Meats packed in Cryovac (a vacuum packed plastic) can be stored directly in the Cryovac, as long as it has not been punctured. We recommend buying Choice tenderloin at Costco in a Cryovac bag. It is fun to see which USDA meat packing plant your beef comes from, as we believe the best cuts we have enjoyed come from the mid-western states.  Put it in the bottom of your refrigerator and forget it for two weeks.

One unwrapped, you will need to trim the tenderloin. Extra care should be given to keep the meat as intact as possible. Using a very sharp knife, remove the silver skin and the “chain.” This is the strip of fat along the side and top next to the silver skin. It can be used in a variety of preparations including, stocks, broths, sauces, soups or ground meat. You should cut into steaks or roasts, and freeze any portions you do not intend to use within three days. The ones you intend to use will keep three days refrigerated.

Government inspection of all meats is mandatory, at various times—on the ranch, at the slaughterhouse, and after butchering. Quality grading is not mandatory. The United States Department of Agriculture (USDA) has developed specific standards used to assign grades to meats. Most states delegate the inspections and grading to federal inspectors and graders.

PRIME grade – is produced from young, well-fed beef cattle. Only 2% of the beef in the United States is graded Prime. It has abundant marbling and isgenerally sold in restaurants and hotels. Prime roasts and steaks are excellent for dry-heat cooking (i.e., roasting, broiling, and grilling).

CHOICE grade – is high quality, but has less marbling than Prime. Choice roasts and steaks from the loin and rib will be very tender, juicy, and flavorful and are, like Prime, suited to dry-heat cooking. Many of the less tender cuts, such as those from the rump, round, and blade chuck, can also be cooked with dry heat, but be careful not to over-cook them. Using a meat thermometer takes the guesswork out of cooking and assures a safe internal temperature: 145 ° F is medium rare; 160 ° F, medium; and 170 ° F, well done. Choice Grade is also subdivided further by Yield Grades. Yield Grade 1 is the best and 5 the lowest. Often the Yield Grade 1 Choice is marketed by groceries under specialty names such as “Gold Choice.”

SELECT grade – is very uniform in quality and normally leaner than the higher grades. It is fairly tender, but, because it has less marbling, it may lack some of the juiciness and flavor of the higher grades. Only the tender cuts (loin, rib, sirloin) should be cooked with dry heat. Other cuts should be marinated before cooking or cooked with moisture to obtain maximum tenderness and flavor.

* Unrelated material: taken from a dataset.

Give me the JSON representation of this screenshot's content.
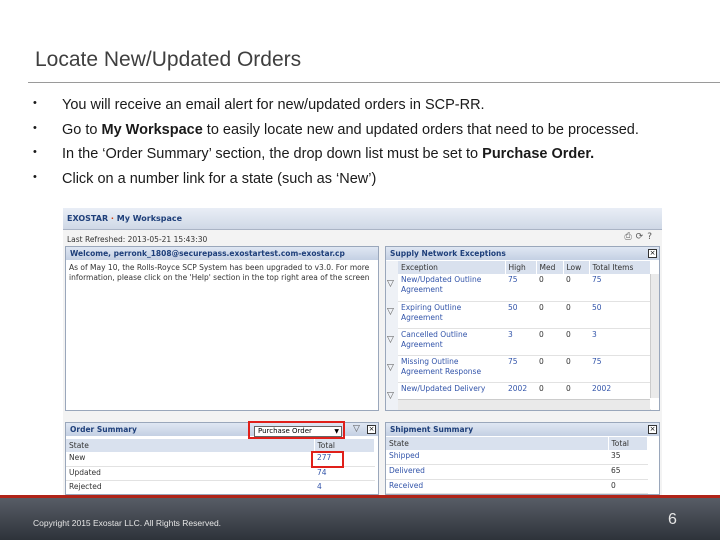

While I have read many other recipes for filet mignon and cooked most of them, this one is simply the best.  It features the Four Seasons , which I also heard described by Adam Perry Lang in Charred & Scruffed (who displays on many pages a really great looking herb basting brush fashioned from rosemary, sage or thyme strapped to a stick, which I haven’t yet tried)as sea or kosher salt, freshly ground pepper, garlic salt and cayenne pepper, but this one comes from the meat packers of America to the steak houses of haute cuisine and is the original four seasons, and we think simply better.  Try them both for yourself and decide.  This is the recipe we always turn back to when the others, from the simple to the exotic, fail to outperform it in taste.  The Roquefort sauce is optional but we think it is also the best, if you have a few minutes to spare.


Prepare each person an 1″-thick fillets steak, cut from perfectly aged choice filet mignon.  Preferably from choice Charolais or Black Angus Cattle, if in the US fed at Midwestern or Texas feedlots.  Season with Jim Greear’s Four Seasons blend of coarse sea salt (we prefer fleur de sel), freshly ground black pepper, freshly chopped garlic and Worchestershire sauce.  Let sit 20 minutes at room temperature while the grill comes to high heat.

Grill to medium rare over hot coals or a propane grill.  I prefer the “turning every couple of minutes approach” to the create dark grill marks approach recommended by so many.  Yes, I use quarter-turns and go for the cross-hatch on the meat, but it is not my primary goal.  I have been served plenty of meat with nice grill marks that did nothing to disguise a poor cooking technique and a lack of texture.  By turning and moving frequently, you can control the build of heat and the tempering of the meat.

Let medium rare steaks rest on a tented cutting board or plate, while you make the sauce.

Mix room temperature butter in equal parts with Roquefort cheese, about 1/4 lbs. each, then put the pats of butter/cheese over the top of the hot steak and serve straight away.

Or make a simple board dressing instead of the Roquefort sauce.